Share

Shanghai Stock Exchange: crash after the rally

The Chinese stock market closed with the worst drop since 2009 (-5,43%) – But it's not just the profit-taking that weighs.

Shanghai Stock Exchange: crash after the rally

Realizations and the tightening on collateral accepted by the central bank are sinking Shanghai. Following last month's super-rally following unexpected interest rate cuts, Chinese stocks closed their last session down by 5,43%, at 2.856 points. This is the worst collapse since 2009. 

The price list still maintains a positive balance above 45 percentage points year to date. Only yesterday China's largest stock market crossed the 3.000 mark for the first time in three years.
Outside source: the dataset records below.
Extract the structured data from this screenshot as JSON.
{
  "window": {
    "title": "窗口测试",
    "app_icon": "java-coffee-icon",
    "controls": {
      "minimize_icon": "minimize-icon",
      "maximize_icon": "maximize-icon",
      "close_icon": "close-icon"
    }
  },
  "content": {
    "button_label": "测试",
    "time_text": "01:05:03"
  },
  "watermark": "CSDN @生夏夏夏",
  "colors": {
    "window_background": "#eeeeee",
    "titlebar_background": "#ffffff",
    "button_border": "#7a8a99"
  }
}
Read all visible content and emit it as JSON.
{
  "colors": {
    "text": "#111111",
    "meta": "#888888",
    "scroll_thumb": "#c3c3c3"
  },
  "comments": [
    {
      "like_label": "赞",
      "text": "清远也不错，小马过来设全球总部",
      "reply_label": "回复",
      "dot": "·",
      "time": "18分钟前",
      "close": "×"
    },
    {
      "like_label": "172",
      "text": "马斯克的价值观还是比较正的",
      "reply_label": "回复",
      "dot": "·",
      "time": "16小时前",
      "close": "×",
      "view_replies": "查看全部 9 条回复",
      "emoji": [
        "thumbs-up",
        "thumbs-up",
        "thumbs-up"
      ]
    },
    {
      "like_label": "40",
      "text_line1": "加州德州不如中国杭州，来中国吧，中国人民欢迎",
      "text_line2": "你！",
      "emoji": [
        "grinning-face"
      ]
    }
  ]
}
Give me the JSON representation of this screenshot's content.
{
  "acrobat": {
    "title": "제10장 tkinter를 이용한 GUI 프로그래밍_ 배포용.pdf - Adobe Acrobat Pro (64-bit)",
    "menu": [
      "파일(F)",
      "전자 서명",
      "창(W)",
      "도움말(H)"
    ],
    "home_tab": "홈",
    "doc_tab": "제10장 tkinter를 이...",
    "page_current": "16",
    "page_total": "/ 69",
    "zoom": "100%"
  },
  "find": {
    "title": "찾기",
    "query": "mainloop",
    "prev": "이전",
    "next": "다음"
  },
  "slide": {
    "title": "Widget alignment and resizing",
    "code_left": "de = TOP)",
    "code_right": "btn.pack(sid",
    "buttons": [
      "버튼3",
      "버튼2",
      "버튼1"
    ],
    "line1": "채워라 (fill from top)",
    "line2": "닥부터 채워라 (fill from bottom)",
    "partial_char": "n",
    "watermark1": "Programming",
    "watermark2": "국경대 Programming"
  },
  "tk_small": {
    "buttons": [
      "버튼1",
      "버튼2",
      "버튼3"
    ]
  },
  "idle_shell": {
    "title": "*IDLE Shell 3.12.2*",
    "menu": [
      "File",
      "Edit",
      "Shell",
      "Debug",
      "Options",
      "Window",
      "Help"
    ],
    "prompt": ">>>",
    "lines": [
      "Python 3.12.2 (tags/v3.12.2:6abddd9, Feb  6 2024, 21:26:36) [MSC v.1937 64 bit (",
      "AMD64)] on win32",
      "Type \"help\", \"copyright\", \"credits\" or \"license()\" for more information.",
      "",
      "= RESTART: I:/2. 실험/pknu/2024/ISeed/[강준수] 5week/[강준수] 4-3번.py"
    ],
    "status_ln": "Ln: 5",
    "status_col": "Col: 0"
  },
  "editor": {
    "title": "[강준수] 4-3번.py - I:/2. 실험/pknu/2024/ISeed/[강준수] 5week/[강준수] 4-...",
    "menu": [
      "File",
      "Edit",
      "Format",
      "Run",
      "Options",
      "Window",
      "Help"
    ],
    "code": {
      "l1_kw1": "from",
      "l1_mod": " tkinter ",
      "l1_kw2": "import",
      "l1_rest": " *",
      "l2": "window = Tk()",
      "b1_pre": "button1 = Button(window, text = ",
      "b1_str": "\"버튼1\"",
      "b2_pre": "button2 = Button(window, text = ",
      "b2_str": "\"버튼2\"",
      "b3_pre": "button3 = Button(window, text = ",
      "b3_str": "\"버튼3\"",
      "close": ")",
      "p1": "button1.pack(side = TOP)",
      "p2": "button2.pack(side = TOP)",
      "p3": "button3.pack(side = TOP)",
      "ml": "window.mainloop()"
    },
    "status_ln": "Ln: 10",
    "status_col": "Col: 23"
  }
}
In addition to the profit taking, the list discounted the worst decline in the last six years yuan following Beijing's crackdown on medium-term credit, which can no longer be backed by bonds rated below triple A.

Also conditioning the markets is the wait for the decision that the "Central Economic Work Conference“, the closed-door summit in which the leaders of the Party will decide the course of the economy. A downward revision of growth estimates for 2015 from +7,5 to +7% is possible. 

And to think that just a few years ago Beijing had the problem of excessive double-digit growth (the last year of this type was 2010, with +10,4%) and the priority was the slowdown in the economy.

Today they closed in the red too Sidney (-1,68%), Tokyo (-0,68%), Taiwan (-0,64%) And Alone (-0,4%).